Execute `PRAGMA capture_data_changes_conn('mode')` where mode is one of `off`, `id`, `before`, `after`, `full`, or `id,custom_table`. This PRAGMA, defined in the source as `CDC_PRAGMA_NAME`, initializes the CDC infrastructure and begins capturing changes for the current connection.

### What data does Turso's CDC capture in 'full' mode?

In `full` mode, Turso captures the complete before and after images of each changed row as serialized blobs, plus an `updates` field containing a binary encoding of column-wise deltas. This mode provides the most comprehensive audit trail but requires the most storage space compared to `id` or single-image modes.

### How does Turso handle version upgrades for CDC tables?

Turso stores the CDC schema version (currently `v2`) in the `turso_cdc_version` table. When enabling CDC, the system checks this version against `CDC_VERSION_CURRENT`. If an older version is detected, Turso refuses to enable CDC to prevent format incompatibilities, requiring manual migration or table recreation.
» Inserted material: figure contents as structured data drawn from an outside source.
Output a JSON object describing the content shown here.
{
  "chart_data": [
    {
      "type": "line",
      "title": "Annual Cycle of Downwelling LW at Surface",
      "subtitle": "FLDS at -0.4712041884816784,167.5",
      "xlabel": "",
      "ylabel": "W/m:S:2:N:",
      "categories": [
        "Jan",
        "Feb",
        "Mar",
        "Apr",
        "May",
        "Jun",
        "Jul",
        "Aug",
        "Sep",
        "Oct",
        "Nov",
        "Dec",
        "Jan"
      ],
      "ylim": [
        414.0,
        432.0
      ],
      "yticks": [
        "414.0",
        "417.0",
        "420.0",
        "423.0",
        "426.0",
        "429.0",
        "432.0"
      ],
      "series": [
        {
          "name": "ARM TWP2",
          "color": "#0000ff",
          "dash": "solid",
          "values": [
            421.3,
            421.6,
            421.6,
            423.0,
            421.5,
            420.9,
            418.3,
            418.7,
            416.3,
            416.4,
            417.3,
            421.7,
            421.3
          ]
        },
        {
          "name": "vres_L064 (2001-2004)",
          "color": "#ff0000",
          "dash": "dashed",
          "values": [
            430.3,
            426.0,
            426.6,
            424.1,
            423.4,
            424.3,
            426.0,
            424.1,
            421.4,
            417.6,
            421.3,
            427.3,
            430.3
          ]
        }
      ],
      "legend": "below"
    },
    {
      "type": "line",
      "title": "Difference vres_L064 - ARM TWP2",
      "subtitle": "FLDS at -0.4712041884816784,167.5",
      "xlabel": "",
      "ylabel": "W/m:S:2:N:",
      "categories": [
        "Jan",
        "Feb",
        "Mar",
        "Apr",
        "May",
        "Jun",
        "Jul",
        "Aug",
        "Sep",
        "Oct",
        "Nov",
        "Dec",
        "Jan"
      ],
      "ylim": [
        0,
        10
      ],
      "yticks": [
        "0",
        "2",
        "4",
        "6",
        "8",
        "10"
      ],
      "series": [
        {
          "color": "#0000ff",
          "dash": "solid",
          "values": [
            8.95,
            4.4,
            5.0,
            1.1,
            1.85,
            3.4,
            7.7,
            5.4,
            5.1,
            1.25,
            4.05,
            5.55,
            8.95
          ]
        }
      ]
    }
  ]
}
### Can I specify a custom table name for CDC logs in Turso?

Yes. Append your custom table name to the mode parameter using the syntax `PRAGMA capture_data_changes_conn('id,my_custom_table')`. Turso will create `my_custom_table` with the same schema as `turso_cdc` and direct all CDC output there, allowing isolated change streams for different applications or audit scopes.